A little help and encouragement can go a long way.
In November 2010, Ruth Welland, a 37-year-old Sacramento City College student, was featured in The Bee's Book of Dreams. Welland, who had lost her sight seven years earlier as a result of diabetes, needed a $500 desktop personal computer to help with her studies. Bee readers responded with donations, filling the need.
Last week Welland was honored as a member of the All-California Academic Team, ranking among the top 68 community college students statewide. Students were selected on the basis of academic achievement, community service and involvement in campus activities.
A member of the Phi Theta Kappa honor society, Welland will graduate May 16 with an associate of arts degree. She has applied to Stanford and Columbia universities to continue her education.
Welland credits the story in the Book of Dreams with providing her more than a computer.
"It was the catalyst that has allowed me to be in this moment," she said.
An English major who loves to sing, Welland considered applying to the Juilliard School in New York City, but she believes her future lies in helping people with disabilities.
"I'm leaving my options open, just in case I might want to go to law school," Welland said.
A pivotal moment occurred when she attended a Regional Transit hearing regarding fare increases and reductions in paratransit services due to budget cuts.
"I went in with a lot of excitement and passion, but I realized I didn't understand the political aspects of it," Welland said.
In fall 2010, she founded Voices of Hope, an advocacy club for students with disabilities at Sacramento City College. The group has operated with about a dozen core members but recently signed up an additional 21 people, she said.

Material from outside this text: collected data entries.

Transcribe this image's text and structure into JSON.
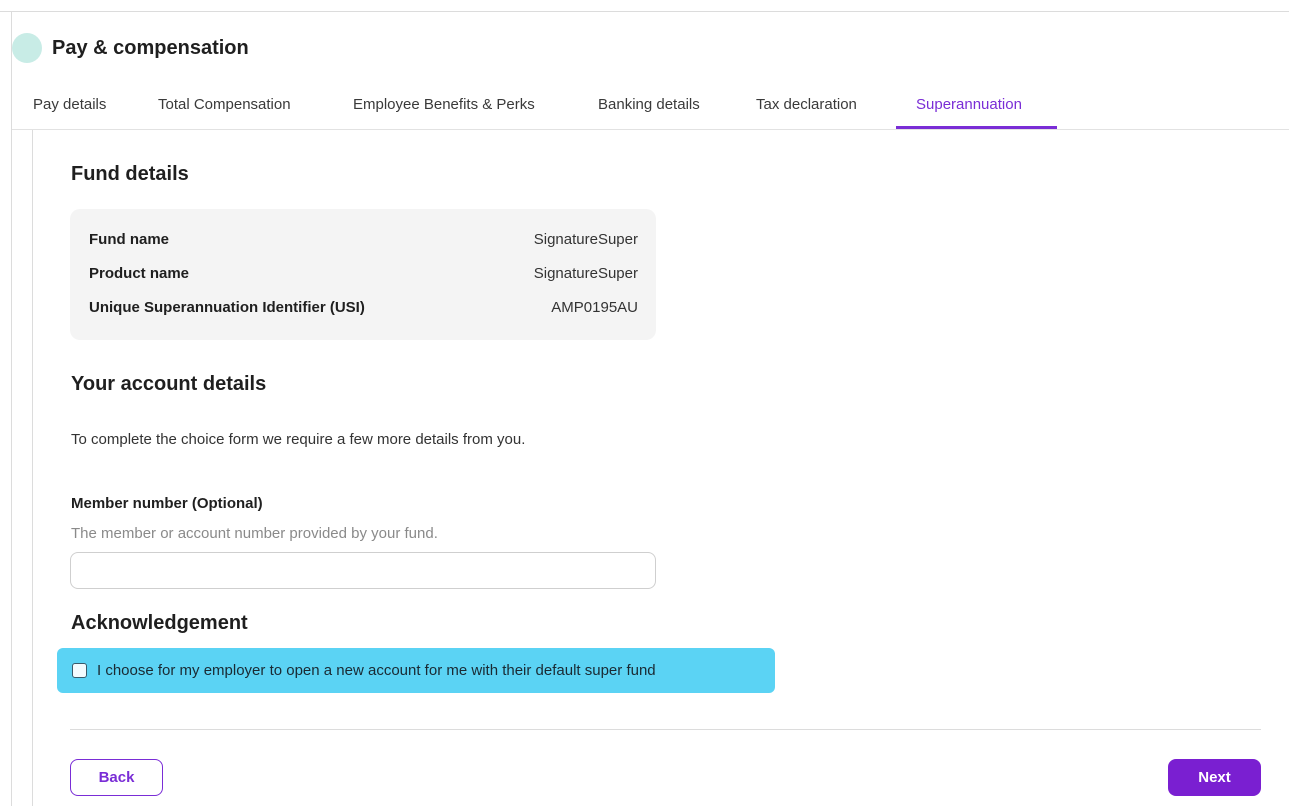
{
  "header": {
    "title": "Pay & compensation"
  },
  "tabs": [
    {
      "label": "Pay details"
    },
    {
      "label": "Total Compensation"
    },
    {
      "label": "Employee Benefits & Perks"
    },
    {
      "label": "Banking details"
    },
    {
      "label": "Tax declaration"
    },
    {
      "label": "Superannuation",
      "active": true
    }
  ],
  "fund": {
    "heading": "Fund details",
    "rows": [
      {
        "label": "Fund name",
        "value": "SignatureSuper"
      },
      {
        "label": "Product name",
        "value": "SignatureSuper"
      },
      {
        "label": "Unique Superannuation Identifier (USI)",
        "value": "AMP0195AU"
      }
    ]
  },
  "account": {
    "heading": "Your account details",
    "description": "To complete the choice form we require a few more details from you.",
    "member_label": "Member number (Optional)",
    "member_help": "The member or account number provided by your fund.",
    "member_value": ""
  },
  "acknowledgement": {
    "heading": "Acknowledgement",
    "checkbox_label": "I choose for my employer to open a new account for me with their default super fund",
    "checked": false
  },
  "footer": {
    "back_label": "Back",
    "next_label": "Next"
  },
  "colors": {
    "accent": "#7a2dd6",
    "highlight": "#5bd3f4",
    "avatar": "#c8ece6"
  }
}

On April 19, the group will sponsor Disability Awareness Day and has invited various government representatives to discuss efforts on behalf of people with disabilities.

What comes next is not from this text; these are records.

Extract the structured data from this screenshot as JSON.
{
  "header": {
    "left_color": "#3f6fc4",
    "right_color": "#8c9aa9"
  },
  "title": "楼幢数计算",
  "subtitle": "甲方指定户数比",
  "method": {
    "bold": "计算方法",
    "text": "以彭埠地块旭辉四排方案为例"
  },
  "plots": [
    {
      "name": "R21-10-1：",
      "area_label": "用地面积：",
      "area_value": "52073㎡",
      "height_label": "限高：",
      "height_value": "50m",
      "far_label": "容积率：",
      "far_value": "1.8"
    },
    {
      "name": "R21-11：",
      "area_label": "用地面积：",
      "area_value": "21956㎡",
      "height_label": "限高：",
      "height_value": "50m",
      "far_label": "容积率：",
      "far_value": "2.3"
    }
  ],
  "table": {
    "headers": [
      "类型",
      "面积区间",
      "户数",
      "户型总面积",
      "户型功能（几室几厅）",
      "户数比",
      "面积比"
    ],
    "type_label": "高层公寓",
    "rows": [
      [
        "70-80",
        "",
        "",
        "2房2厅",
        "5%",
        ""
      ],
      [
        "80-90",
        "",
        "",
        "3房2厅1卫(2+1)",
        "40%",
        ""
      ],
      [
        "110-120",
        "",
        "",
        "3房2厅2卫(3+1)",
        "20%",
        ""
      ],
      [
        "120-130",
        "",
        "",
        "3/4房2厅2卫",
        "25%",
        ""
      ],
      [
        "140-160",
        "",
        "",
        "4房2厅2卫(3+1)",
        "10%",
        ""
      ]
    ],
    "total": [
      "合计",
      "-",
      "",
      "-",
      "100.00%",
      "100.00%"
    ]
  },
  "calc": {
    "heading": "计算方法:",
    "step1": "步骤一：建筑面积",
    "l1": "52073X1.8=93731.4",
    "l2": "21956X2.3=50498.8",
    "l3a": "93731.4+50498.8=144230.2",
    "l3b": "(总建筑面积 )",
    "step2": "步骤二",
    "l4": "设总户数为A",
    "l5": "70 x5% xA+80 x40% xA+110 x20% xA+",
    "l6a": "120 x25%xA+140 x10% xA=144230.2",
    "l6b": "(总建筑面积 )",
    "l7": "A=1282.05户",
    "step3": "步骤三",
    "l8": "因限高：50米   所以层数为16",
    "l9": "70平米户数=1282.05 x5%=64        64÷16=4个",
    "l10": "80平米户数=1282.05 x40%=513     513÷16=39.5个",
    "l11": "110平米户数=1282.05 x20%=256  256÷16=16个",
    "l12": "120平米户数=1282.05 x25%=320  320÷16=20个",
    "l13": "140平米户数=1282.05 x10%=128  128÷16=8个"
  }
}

Since its founding, the club has worked to improve communication between disabled students and City College's faculty and staff. Welland said she has worked with campus police, for example, to organize an emergency preparedness summit to discuss how to aid disabled students in the event of an emergency evacuation.
She praised college officials' willingness to help students with disabilities achieve their academic goals, even as budget cuts curtail some services.
This spring, Voices of Hope will present six students with motivational awards of $150 each to encourage them to pursue academic success and to continue to be self-advocates.
Welland said she hopes the awards will encourage them as the assistance she received through the Book of Dreams encouraged her.
"I do want to thank all the sponsors, all the people that read my story," Welland said. "Even if they were not able to help financially, perhaps they said a prayer for me."